The German company Bayer is the largest manufacturer of nicotinoids, which were deployed over a quarter of Britain's agricultural land last year. Bayer insist these are safe "when used correctly" - even although the tests they have used previously to establish this safety stamp have been criticised by some in the scientific community as not valid.

But perhaps one of the most troubling aspects of this has been the lobbying Bayer has done with the British Beekeepers' Association to try to head off criticism of nicotinoids - the Co-op has banned their use on its suppliers' farms and the Soil Association has petitioned to make them illegal. As well as supplying speakers to run sessions at last year's BBKA conference to reassure about the supposed safety of nicotinoids, Bayer have managed to secure BBKA endorsement of some of its products as bee-friendly, in spite of the strongly voiced reservations about the toxins impact on bees voiced by some very well-qualified BBKA members.

The BBKA has been criticised by members over its financial relations with the agrochemical industry in the past, but in the wake of the latest furore it had now promised to break these off. However, the fact remains that, although nicotinoids and their derivatives have been banned in many European countries, they remain widely used in Britain and the USA. Bayer and other manufacturers such as Syngenta remain busy at work justifying the continued use of their products.

International action by the Food &Agricultural Organisation of the United Nations is urgently needed to arrest the spread of these dangerous chemicals and tackle the decline in pollinator populations. Further confirmation of the study's findings is needed, but in the meantime, nicotinoids should be prohibited internationally as a precaution. Our biosphere and the creatures that inhabit it (humans included), all linked in ways so complex we cannot even begin to comprehend, are too fragile and too precious to put at any further risk simply for the sake of the shareholders of agrochemical giants like Bayer and Monsanto.

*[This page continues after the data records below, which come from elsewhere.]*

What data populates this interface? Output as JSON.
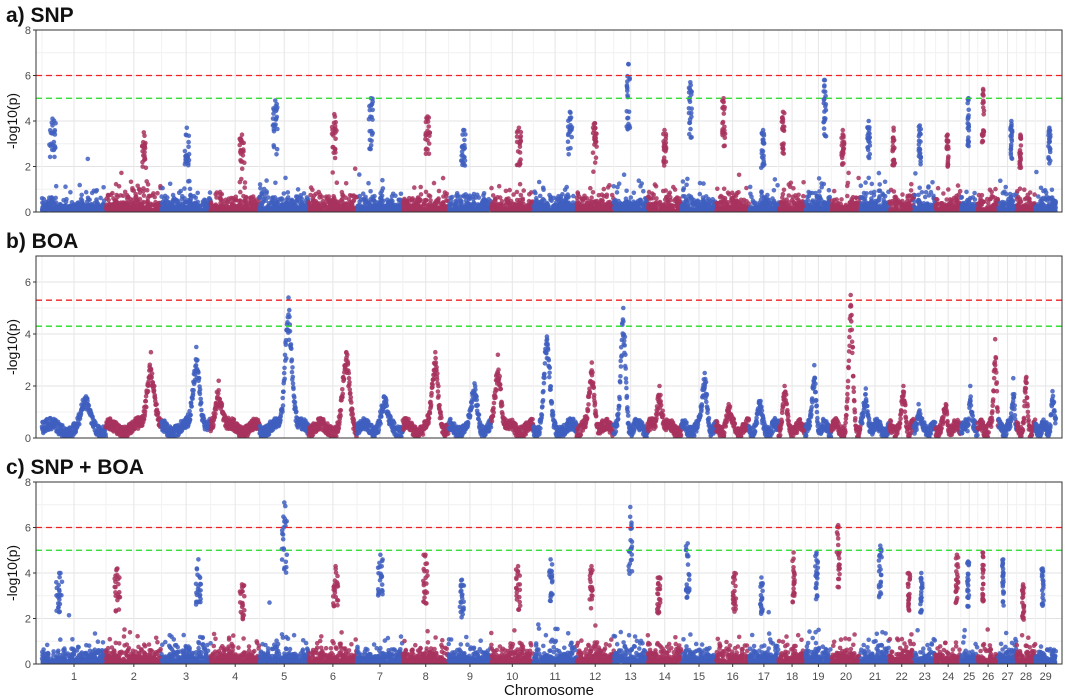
{
  "chart_data": {
    "type": "scatter",
    "kind": "manhattan",
    "xlabel": "Chromosome",
    "chromosomes": [
      "1",
      "2",
      "3",
      "4",
      "5",
      "6",
      "7",
      "8",
      "9",
      "10",
      "11",
      "12",
      "13",
      "14",
      "15",
      "16",
      "17",
      "18",
      "19",
      "20",
      "21",
      "22",
      "23",
      "24",
      "25",
      "26",
      "27",
      "28",
      "29"
    ],
    "chromosome_lengths_mb": [
      158,
      137,
      121,
      121,
      121,
      119,
      113,
      113,
      105,
      104,
      107,
      91,
      84,
      84,
      85,
      81,
      73,
      66,
      64,
      72,
      71,
      61,
      53,
      62,
      42,
      51,
      45,
      46,
      51
    ],
    "series_colors": [
      "#3f5fbf",
      "#a8325e"
    ],
    "threshold_colors": {
      "suggestive": "#22dd22",
      "genome_wide": "#ee2222"
    },
    "panels": [
      {
        "title": "a) SNP",
        "ylabel": "-log10(p)",
        "ylim": [
          0,
          8
        ],
        "yticks": [
          "0",
          "2",
          "4",
          "6",
          "8"
        ],
        "thresholds": {
          "genome_wide": 6.0,
          "suggestive": 5.0
        },
        "chromosome_peaks": [
          4.1,
          3.5,
          3.7,
          3.4,
          4.9,
          4.3,
          5.0,
          4.2,
          3.6,
          3.7,
          4.4,
          3.9,
          6.5,
          3.6,
          5.7,
          5.0,
          3.6,
          4.4,
          5.8,
          3.6,
          4.0,
          3.7,
          3.8,
          3.4,
          5.0,
          5.4,
          4.0,
          3.4,
          3.7
        ]
      },
      {
        "title": "b) BOA",
        "ylabel": "-log10(p)",
        "ylim": [
          0,
          7
        ],
        "yticks": [
          "0",
          "2",
          "4",
          "6"
        ],
        "thresholds": {
          "genome_wide": 5.3,
          "suggestive": 4.3
        },
        "chromosome_peaks": [
          1.6,
          3.3,
          3.5,
          2.2,
          5.4,
          3.3,
          1.6,
          3.3,
          2.1,
          3.2,
          3.9,
          2.9,
          5.0,
          2.0,
          2.5,
          1.3,
          1.4,
          2.0,
          2.8,
          5.5,
          1.9,
          2.0,
          1.3,
          1.3,
          2.0,
          3.8,
          2.3,
          2.3,
          1.8
        ]
      },
      {
        "title": "c) SNP + BOA",
        "ylabel": "-log10(p)",
        "ylim": [
          0,
          8
        ],
        "yticks": [
          "0",
          "2",
          "4",
          "6",
          "8"
        ],
        "thresholds": {
          "genome_wide": 6.0,
          "suggestive": 5.0
        },
        "chromosome_peaks": [
          4.0,
          4.2,
          4.6,
          3.5,
          7.1,
          4.3,
          4.8,
          4.8,
          3.7,
          4.3,
          4.6,
          4.3,
          6.9,
          3.8,
          5.3,
          4.0,
          3.8,
          4.9,
          4.9,
          6.1,
          5.2,
          4.0,
          4.0,
          4.8,
          4.5,
          4.9,
          4.6,
          3.5,
          4.2
        ]
      }
    ]
  }
}
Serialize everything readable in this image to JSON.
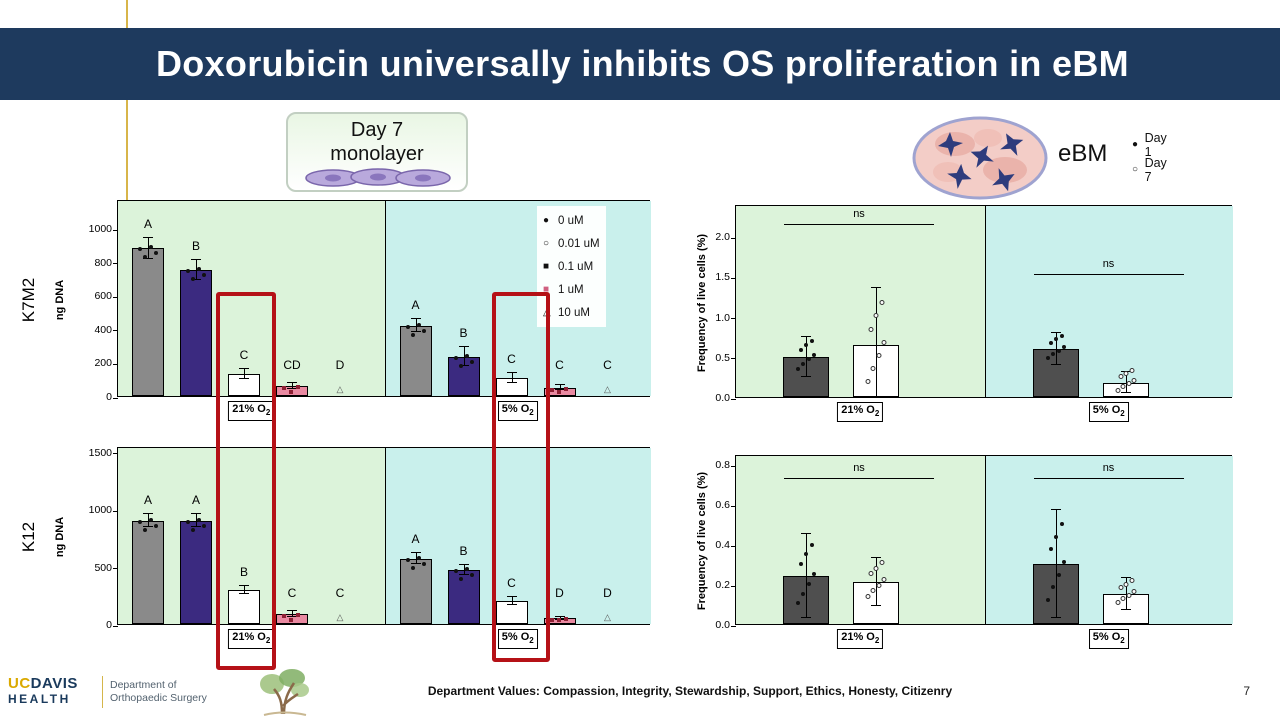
{
  "slide": {
    "title": "Doxorubicin universally inhibits OS proliferation in eBM",
    "page_number": "7"
  },
  "annotations": {
    "monolayer_label_line1": "Day 7",
    "monolayer_label_line2": "monolayer",
    "ebm_label": "eBM",
    "ebm_legend": [
      {
        "marker": "●",
        "label": "Day 1"
      },
      {
        "marker": "○",
        "label": "Day 7"
      }
    ]
  },
  "footer": {
    "logo_uc": "UC",
    "logo_davis": "DAVIS",
    "logo_health": "HEALTH",
    "dept_line1": "Department of",
    "dept_line2": "Orthopaedic Surgery",
    "values_text": "Department Values: Compassion, Integrity, Stewardship, Support, Ethics, Honesty, Citizenry"
  },
  "colors": {
    "banner": "#1e3a5e",
    "panel_green": "#dcf3da",
    "panel_cyan": "#c9f0ec",
    "highlight_red": "#b51117",
    "gold_accent": "#d8b54a"
  },
  "chart_data": [
    {
      "id": "K7M2-monolayer",
      "type": "bar",
      "row_label": "K7M2",
      "ylabel": "ng DNA",
      "ylim": [
        0,
        1175
      ],
      "yticks": [
        "1000",
        "800",
        "600",
        "400",
        "200",
        "0"
      ],
      "dose_colors": [
        "#8a8a8a",
        "#3b2a80",
        "#ffffff",
        "#e989a1",
        "#ffffff"
      ],
      "legend": [
        {
          "marker": "●",
          "color": "#111111",
          "label": "0 uM"
        },
        {
          "marker": "○",
          "color": "#111111",
          "label": "0.01 uM"
        },
        {
          "marker": "■",
          "color": "#111111",
          "label": "0.1 uM"
        },
        {
          "marker": "■",
          "color": "#d06080",
          "label": "1 uM"
        },
        {
          "marker": "△",
          "color": "#111111",
          "label": "10 uM"
        }
      ],
      "groups": [
        {
          "condition": "21% O2",
          "bg": "#dcf3da",
          "bars": [
            {
              "label": "0 uM",
              "value": 880,
              "err": 60,
              "letter": "A"
            },
            {
              "label": "0.01 uM",
              "value": 750,
              "err": 60,
              "letter": "B"
            },
            {
              "label": "0.1 uM",
              "value": 130,
              "err": 30,
              "letter": "C"
            },
            {
              "label": "1 uM",
              "value": 60,
              "err": 20,
              "letter": "CD"
            },
            {
              "label": "10 uM",
              "value": 3,
              "err": 0,
              "letter": "D"
            }
          ]
        },
        {
          "condition": "5% O2",
          "bg": "#c9f0ec",
          "bars": [
            {
              "label": "0 uM",
              "value": 420,
              "err": 40,
              "letter": "A"
            },
            {
              "label": "0.01 uM",
              "value": 235,
              "err": 55,
              "letter": "B"
            },
            {
              "label": "0.1 uM",
              "value": 110,
              "err": 30,
              "letter": "C"
            },
            {
              "label": "1 uM",
              "value": 50,
              "err": 15,
              "letter": "C"
            },
            {
              "label": "10 uM",
              "value": 3,
              "err": 0,
              "letter": "C"
            }
          ]
        }
      ]
    },
    {
      "id": "K12-monolayer",
      "type": "bar",
      "row_label": "K12",
      "ylabel": "ng DNA",
      "ylim": [
        0,
        1550
      ],
      "yticks": [
        "1500",
        "1000",
        "500",
        "0"
      ],
      "dose_colors": [
        "#8a8a8a",
        "#3b2a80",
        "#ffffff",
        "#e989a1",
        "#ffffff"
      ],
      "groups": [
        {
          "condition": "21% O2",
          "bg": "#dcf3da",
          "bars": [
            {
              "label": "0 uM",
              "value": 900,
              "err": 55,
              "letter": "A"
            },
            {
              "label": "0.01 uM",
              "value": 900,
              "err": 55,
              "letter": "A"
            },
            {
              "label": "0.1 uM",
              "value": 300,
              "err": 35,
              "letter": "B"
            },
            {
              "label": "1 uM",
              "value": 90,
              "err": 25,
              "letter": "C"
            },
            {
              "label": "10 uM",
              "value": 3,
              "err": 0,
              "letter": "C"
            }
          ]
        },
        {
          "condition": "5% O2",
          "bg": "#c9f0ec",
          "bars": [
            {
              "label": "0 uM",
              "value": 570,
              "err": 45,
              "letter": "A"
            },
            {
              "label": "0.01 uM",
              "value": 470,
              "err": 45,
              "letter": "B"
            },
            {
              "label": "0.1 uM",
              "value": 200,
              "err": 35,
              "letter": "C"
            },
            {
              "label": "1 uM",
              "value": 50,
              "err": 15,
              "letter": "D"
            },
            {
              "label": "10 uM",
              "value": 3,
              "err": 0,
              "letter": "D"
            }
          ]
        }
      ]
    },
    {
      "id": "K7M2-eBM",
      "type": "bar",
      "ylabel": "Frequency of live cells (%)",
      "ylim": [
        0,
        2.4
      ],
      "yticks": [
        "2.0",
        "1.5",
        "1.0",
        "0.5",
        "0.0"
      ],
      "day_colors": [
        "#4f4f4f",
        "#ffffff"
      ],
      "groups": [
        {
          "condition": "21% O2",
          "bg": "#dcf3da",
          "sig": "ns",
          "sig_y": 2.18,
          "bars": [
            {
              "label": "Day 1",
              "value": 0.5,
              "err": 0.25
            },
            {
              "label": "Day 7",
              "value": 0.65,
              "err": 0.7
            }
          ]
        },
        {
          "condition": "5% O2",
          "bg": "#c9f0ec",
          "sig": "ns",
          "sig_y": 1.55,
          "bars": [
            {
              "label": "Day 1",
              "value": 0.6,
              "err": 0.2
            },
            {
              "label": "Day 7",
              "value": 0.18,
              "err": 0.13
            }
          ]
        }
      ]
    },
    {
      "id": "K12-eBM",
      "type": "bar",
      "ylabel": "Frequency of live cells (%)",
      "ylim": [
        0,
        0.85
      ],
      "yticks": [
        "0.8",
        "0.6",
        "0.4",
        "0.2",
        "0.0"
      ],
      "day_colors": [
        "#4f4f4f",
        "#ffffff"
      ],
      "groups": [
        {
          "condition": "21% O2",
          "bg": "#dcf3da",
          "sig": "ns",
          "sig_y": 0.74,
          "bars": [
            {
              "label": "Day 1",
              "value": 0.24,
              "err": 0.21
            },
            {
              "label": "Day 7",
              "value": 0.21,
              "err": 0.12
            }
          ]
        },
        {
          "condition": "5% O2",
          "bg": "#c9f0ec",
          "sig": "ns",
          "sig_y": 0.74,
          "bars": [
            {
              "label": "Day 1",
              "value": 0.3,
              "err": 0.27
            },
            {
              "label": "Day 7",
              "value": 0.15,
              "err": 0.08
            }
          ]
        }
      ]
    }
  ]
}
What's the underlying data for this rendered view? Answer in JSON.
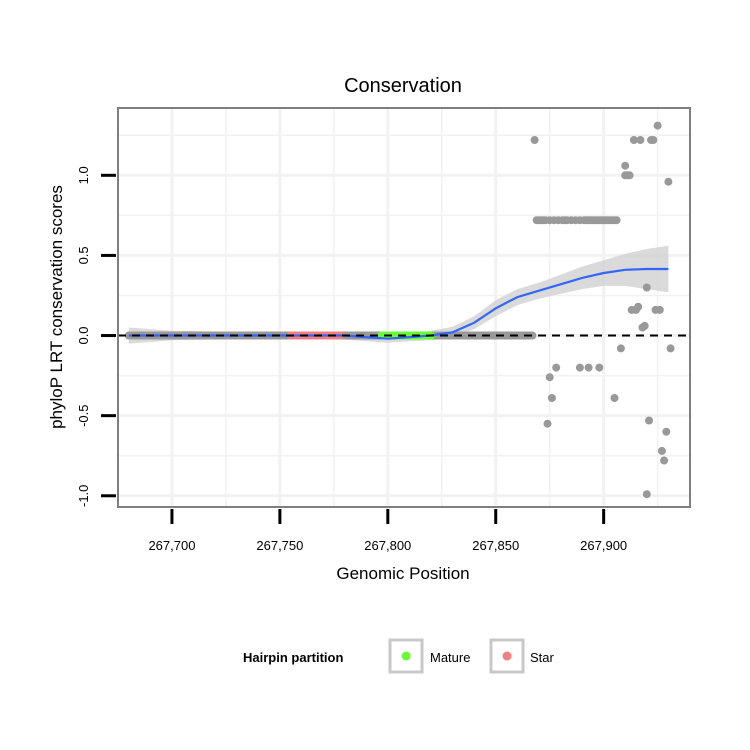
{
  "chart_data": {
    "type": "scatter",
    "title": "Conservation",
    "xlabel": "Genomic Position",
    "ylabel": "phyloP LRT conservation scores",
    "xlim": [
      267675,
      267940
    ],
    "ylim": [
      -1.07,
      1.42
    ],
    "x_ticks": [
      267700,
      267750,
      267800,
      267850,
      267900
    ],
    "x_tick_labels": [
      "267,700",
      "267,750",
      "267,800",
      "267,850",
      "267,900"
    ],
    "y_ticks": [
      -1.0,
      -0.5,
      0.0,
      0.5,
      1.0
    ],
    "y_tick_labels": [
      "-1.0",
      "-0.5",
      "0.0",
      "0.5",
      "1.0"
    ],
    "reference_line_y": 0,
    "colors": {
      "points": "#999999",
      "smooth": "#3366ff",
      "ribbon": "#d3d3d3",
      "mature": "#66ff33",
      "star": "#f08080",
      "panel_border": "#7f7f7f",
      "grid": "#f2f2f2"
    },
    "legend": {
      "title": "Hairpin partition",
      "position": "bottom",
      "entries": [
        {
          "label": "Mature",
          "color": "#66ff33"
        },
        {
          "label": "Star",
          "color": "#f08080"
        }
      ]
    },
    "zero_segments": [
      {
        "name": "baseline",
        "x0": 267680,
        "x1": 267867,
        "y": 0,
        "color": "#999999"
      },
      {
        "name": "star",
        "x0": 267755,
        "x1": 267778,
        "y": 0,
        "color": "#f08080"
      },
      {
        "name": "mature",
        "x0": 267797,
        "x1": 267820,
        "y": 0,
        "color": "#66ff33"
      }
    ],
    "points": [
      {
        "x": 267868,
        "y": 1.22
      },
      {
        "x": 267869,
        "y": 0.72
      },
      {
        "x": 267870,
        "y": 0.72
      },
      {
        "x": 267871,
        "y": 0.72
      },
      {
        "x": 267872,
        "y": 0.72
      },
      {
        "x": 267873,
        "y": 0.72
      },
      {
        "x": 267875,
        "y": 0.72
      },
      {
        "x": 267877,
        "y": 0.72
      },
      {
        "x": 267879,
        "y": 0.72
      },
      {
        "x": 267881,
        "y": 0.72
      },
      {
        "x": 267882,
        "y": 0.72
      },
      {
        "x": 267883,
        "y": 0.72
      },
      {
        "x": 267885,
        "y": 0.72
      },
      {
        "x": 267887,
        "y": 0.72
      },
      {
        "x": 267889,
        "y": 0.72
      },
      {
        "x": 267891,
        "y": 0.72
      },
      {
        "x": 267892,
        "y": 0.72
      },
      {
        "x": 267893,
        "y": 0.72
      },
      {
        "x": 267894,
        "y": 0.72
      },
      {
        "x": 267895,
        "y": 0.72
      },
      {
        "x": 267896,
        "y": 0.72
      },
      {
        "x": 267897,
        "y": 0.72
      },
      {
        "x": 267898,
        "y": 0.72
      },
      {
        "x": 267899,
        "y": 0.72
      },
      {
        "x": 267900,
        "y": 0.72
      },
      {
        "x": 267901,
        "y": 0.72
      },
      {
        "x": 267902,
        "y": 0.72
      },
      {
        "x": 267903,
        "y": 0.72
      },
      {
        "x": 267904,
        "y": 0.72
      },
      {
        "x": 267905,
        "y": 0.72
      },
      {
        "x": 267906,
        "y": 0.72
      },
      {
        "x": 267874,
        "y": -0.55
      },
      {
        "x": 267875,
        "y": -0.26
      },
      {
        "x": 267876,
        "y": -0.39
      },
      {
        "x": 267878,
        "y": -0.2
      },
      {
        "x": 267889,
        "y": -0.2
      },
      {
        "x": 267893,
        "y": -0.2
      },
      {
        "x": 267898,
        "y": -0.2
      },
      {
        "x": 267905,
        "y": -0.39
      },
      {
        "x": 267908,
        "y": -0.08
      },
      {
        "x": 267910,
        "y": 1.06
      },
      {
        "x": 267910,
        "y": 1.0
      },
      {
        "x": 267911,
        "y": 1.0
      },
      {
        "x": 267912,
        "y": 1.0
      },
      {
        "x": 267913,
        "y": 0.16
      },
      {
        "x": 267914,
        "y": 1.22
      },
      {
        "x": 267915,
        "y": 0.16
      },
      {
        "x": 267916,
        "y": 0.18
      },
      {
        "x": 267917,
        "y": 1.22
      },
      {
        "x": 267918,
        "y": 0.05
      },
      {
        "x": 267919,
        "y": 0.06
      },
      {
        "x": 267920,
        "y": -0.99
      },
      {
        "x": 267920,
        "y": 0.3
      },
      {
        "x": 267921,
        "y": -0.53
      },
      {
        "x": 267922,
        "y": 1.22
      },
      {
        "x": 267923,
        "y": 1.22
      },
      {
        "x": 267924,
        "y": 0.16
      },
      {
        "x": 267925,
        "y": 1.31
      },
      {
        "x": 267926,
        "y": 0.16
      },
      {
        "x": 267927,
        "y": -0.72
      },
      {
        "x": 267928,
        "y": -0.78
      },
      {
        "x": 267929,
        "y": -0.6
      },
      {
        "x": 267930,
        "y": 0.96
      },
      {
        "x": 267931,
        "y": -0.08
      }
    ],
    "smooth": [
      {
        "x": 267680,
        "y": 0.0,
        "lo": -0.05,
        "hi": 0.05
      },
      {
        "x": 267700,
        "y": 0.0,
        "lo": -0.03,
        "hi": 0.03
      },
      {
        "x": 267720,
        "y": 0.0,
        "lo": -0.025,
        "hi": 0.025
      },
      {
        "x": 267740,
        "y": 0.0,
        "lo": -0.025,
        "hi": 0.025
      },
      {
        "x": 267760,
        "y": 0.0,
        "lo": -0.025,
        "hi": 0.025
      },
      {
        "x": 267780,
        "y": 0.0,
        "lo": -0.025,
        "hi": 0.025
      },
      {
        "x": 267790,
        "y": -0.01,
        "lo": -0.035,
        "hi": 0.015
      },
      {
        "x": 267800,
        "y": -0.02,
        "lo": -0.045,
        "hi": 0.005
      },
      {
        "x": 267810,
        "y": -0.01,
        "lo": -0.035,
        "hi": 0.015
      },
      {
        "x": 267820,
        "y": 0.0,
        "lo": -0.03,
        "hi": 0.03
      },
      {
        "x": 267830,
        "y": 0.02,
        "lo": -0.015,
        "hi": 0.055
      },
      {
        "x": 267840,
        "y": 0.08,
        "lo": 0.04,
        "hi": 0.12
      },
      {
        "x": 267850,
        "y": 0.17,
        "lo": 0.12,
        "hi": 0.22
      },
      {
        "x": 267860,
        "y": 0.24,
        "lo": 0.19,
        "hi": 0.29
      },
      {
        "x": 267870,
        "y": 0.28,
        "lo": 0.23,
        "hi": 0.33
      },
      {
        "x": 267880,
        "y": 0.32,
        "lo": 0.26,
        "hi": 0.38
      },
      {
        "x": 267890,
        "y": 0.36,
        "lo": 0.29,
        "hi": 0.43
      },
      {
        "x": 267900,
        "y": 0.39,
        "lo": 0.31,
        "hi": 0.47
      },
      {
        "x": 267910,
        "y": 0.41,
        "lo": 0.31,
        "hi": 0.51
      },
      {
        "x": 267920,
        "y": 0.415,
        "lo": 0.29,
        "hi": 0.54
      },
      {
        "x": 267930,
        "y": 0.415,
        "lo": 0.27,
        "hi": 0.56
      }
    ]
  }
}
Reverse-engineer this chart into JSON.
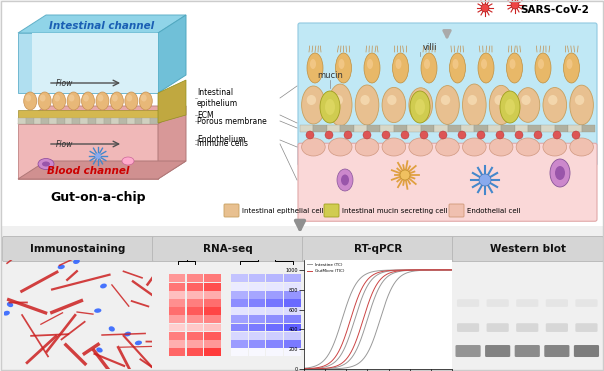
{
  "bg_color": "#f5f5f5",
  "panel_labels": [
    "Immunostaining",
    "RNA-seq",
    "RT-qPCR",
    "Western blot"
  ],
  "sars_cov2_text": "SARS-CoV-2",
  "gut_chip_text": "Gut-on-a-chip",
  "intestinal_channel_text": "Intestinal channel",
  "blood_channel_text": "Blood channel",
  "flow_text": "Flow",
  "annotations": [
    "Intestinal\nepithelium",
    "ECM",
    "Porous membrane",
    "Endothelium",
    "Immune cells"
  ],
  "legend_labels": [
    "Intestinal epithelial cell",
    "Intestinal mucin secreting cell",
    "Endothelial cell"
  ],
  "mucin_text": "mucin",
  "villi_text": "villi",
  "cyan_light": "#b8e8f0",
  "cyan_mid": "#88cce0",
  "cyan_dark": "#60b0c8",
  "pink_light": "#f8d0d0",
  "pink_mid": "#e8a8a8",
  "pink_dark": "#d09090",
  "epithelium_fill": "#e8c090",
  "epithelium_edge": "#c89858",
  "membrane_fill": "#d0d0d0",
  "membrane_dot": "#cc5050",
  "ecm_fill": "#d4b870",
  "mucin_fill": "#c8c840",
  "mucin_edge": "#a0a020",
  "endo_fill": "#f0c0b0",
  "endo_edge": "#c89878",
  "imm_purple": "#cc88cc",
  "imm_orange": "#e8a040",
  "imm_blue": "#4488cc",
  "virus_red": "#dd3333",
  "ann_line_color": "#888888",
  "separator_color": "#909090",
  "bottom_bg": "#f0f0f0",
  "label_bg": "#d8d8d8",
  "immunostain_bg": "#080012"
}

There is a quote attributed to Einstein, that claims:
“If the bee disappeared off the surface of the globe then man would only have four years of life left. No more bees, no more pollination, no more plants, no more animals, no more man.” 

The words, contrary to myth, are not his and they may exaggerate the speed of impact - but in a world with such incredible co-dependency between the species, we ignore their salutary warning at our peril.